Conditions for Linear Regression

There are certain conditions associated with the linear regression.

  1. Linearity
  2. Nearly normal Residuals
  3. Constant Variability

Linearity —

Relationship between the explanatory and the response variable should be linear

To check if the linearity is met, we can use the scatterplot of the data or a residuals plot

Scatterplot
Corresponding residuals plot

In the above scatterplot and residuals plot of the data points, we see the linear relationship but do not have significant non linear pattern that can be recognized.

Nearly normal residuals —

  • Residuals should be normally distributed, centered at 0
  • May not be satisfied if there are unusual observations that don’t follow the trend of the rest of the data
  • Check using a histogram or normal probability plot of residuals

Constant Variability —

Variability of points around the least squares line should be roughly constant which implies the variability of residuals around the 0 line should be roughly constant as well. This condition is called homoscedasticity.

This is a very good link that shows the variation of Residuals with the regression line — https://gallery.shinyapps.io/slr_diag/

From the above conditions, lets practice the learnt lessons

Linear Up

In the above example, we can see linear trend between our explanatory and our response variable. The residuals plot for this is completely scattered plot. The histograms of the residual plot is centered around 0. the shape of the plot looks fairly symmetric and the normal probability plot with almost all of the dots aligned on straight line, also indicates that the distribution of the residuals is nearly normal.

Linear Down

Just like above, this also has the linear trend, except this time the direction has changed. so we have downward trend between our response and our explanatory variables. The completely random scatter in the residuals plot. A fairly symmetric distribution in the histogram of the residuals and the normal probability looks good.

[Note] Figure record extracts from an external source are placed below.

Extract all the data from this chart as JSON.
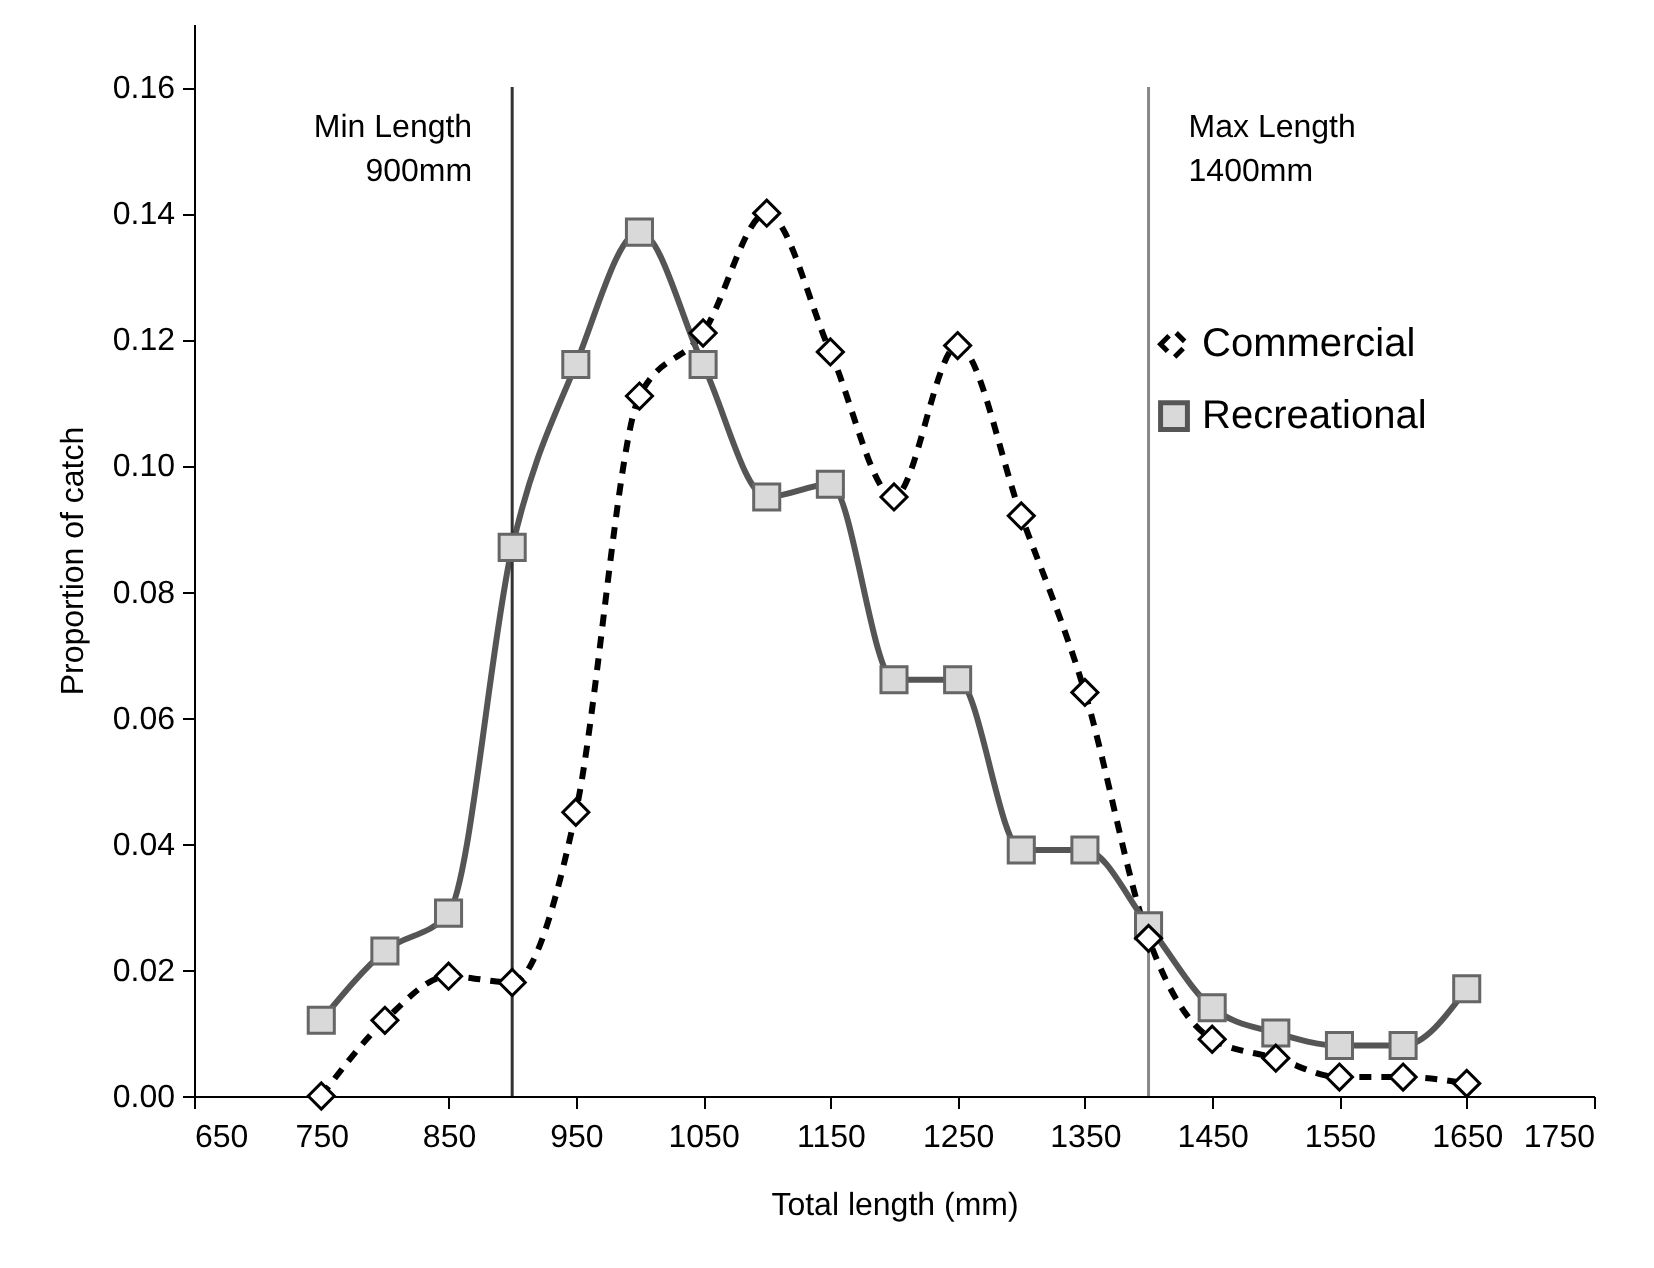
{
  "chart_data": {
    "type": "line",
    "xlabel": "Total length (mm)",
    "ylabel": "Proportion of catch",
    "x": [
      750,
      800,
      850,
      900,
      950,
      1000,
      1050,
      1100,
      1150,
      1200,
      1250,
      1300,
      1350,
      1400,
      1450,
      1500,
      1550,
      1600,
      1650
    ],
    "series": [
      {
        "name": "Commercial",
        "color": "#000000",
        "marker": "diamond",
        "line_style": "dashed",
        "values": [
          0,
          0.012,
          0.019,
          0.018,
          0.045,
          0.111,
          0.121,
          0.14,
          0.118,
          0.095,
          0.119,
          0.092,
          0.064,
          0.025,
          0.009,
          0.006,
          0.003,
          0.003,
          0.002
        ]
      },
      {
        "name": "Recreational",
        "color": "#555555",
        "marker": "square",
        "line_style": "solid",
        "values": [
          0.012,
          0.023,
          0.029,
          0.087,
          0.116,
          0.137,
          0.116,
          0.095,
          0.097,
          0.066,
          0.066,
          0.039,
          0.039,
          0.027,
          0.014,
          0.01,
          0.008,
          0.008,
          0.017
        ]
      }
    ],
    "xlim": [
      650,
      1750
    ],
    "xticks": [
      650,
      750,
      850,
      950,
      1050,
      1150,
      1250,
      1350,
      1450,
      1550,
      1650,
      1750
    ],
    "ylim": [
      0,
      0.17
    ],
    "yticks": [
      {
        "value": 0,
        "label": "0.00"
      },
      {
        "value": 0.02,
        "label": "0.02"
      },
      {
        "value": 0.04,
        "label": "0.04"
      },
      {
        "value": 0.06,
        "label": "0.06"
      },
      {
        "value": 0.08,
        "label": "0.08"
      },
      {
        "value": 0.1,
        "label": "0.10"
      },
      {
        "value": 0.12,
        "label": "0.12"
      },
      {
        "value": 0.14,
        "label": "0.14"
      },
      {
        "value": 0.16,
        "label": "0.16"
      }
    ],
    "ref_lines": [
      {
        "axis": "x",
        "value": 900,
        "label": "Min Length\n900mm",
        "color": "#333333"
      },
      {
        "axis": "x",
        "value": 1400,
        "label": "Max Length\n1400mm",
        "color": "#888888"
      }
    ],
    "grid": false,
    "legend": "right"
  }
}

The above 2 are the happy scenarios where the conditions for linear regression is met. what if the conditions are not met. Let’s look at those examples.

Curved up

In this case, we have a curved relationship between our explanatory variable and response variable. We see the residual plot is not longer displaying a random scatter around zero. The histogram of the residuals shows a right skew. The same right skew is shown on the normal probability plot as well. So in this case, would it be appropriate to fit a linear model to predict Y from X? Definitely not.

Curved down

When we look at the curved down relationship, not an extreme curve and it might actually be somewhat difficult to say that it has linear relationship. But look at the residual plot it definitely is curved around the zero and it says the relationship is not linear. The distribution of residuals is no more scatterplot around zero. The histogram of the residual shows a distribution centered at zero, but the distribution does not exactly look very normal. We can also see normal probability plot also shows that the lot of points on the tails actually steer away from normality.

In these 2 examples, the linearity condition has not been met.

What if the constant variability condition has not been met? This usually happens when we have fan shaped model. which means the datapoints are closer at one end and moving further it is distributed across. If the variability is low, the variability of the response variable is low as well.

Fan Shaped

As X increases the data are fanning out such that the response variable becomes more and more variable. This yields up what we call a fan-shaped residuals plot where we can clearly see that as X increases, the variability of the residuals increase as well. The histogram of the residuals looks fairly symmetric and it’s centered at zero. But looking at the normal probability plot, we can see that we are actually steering a quite a bit away from normality.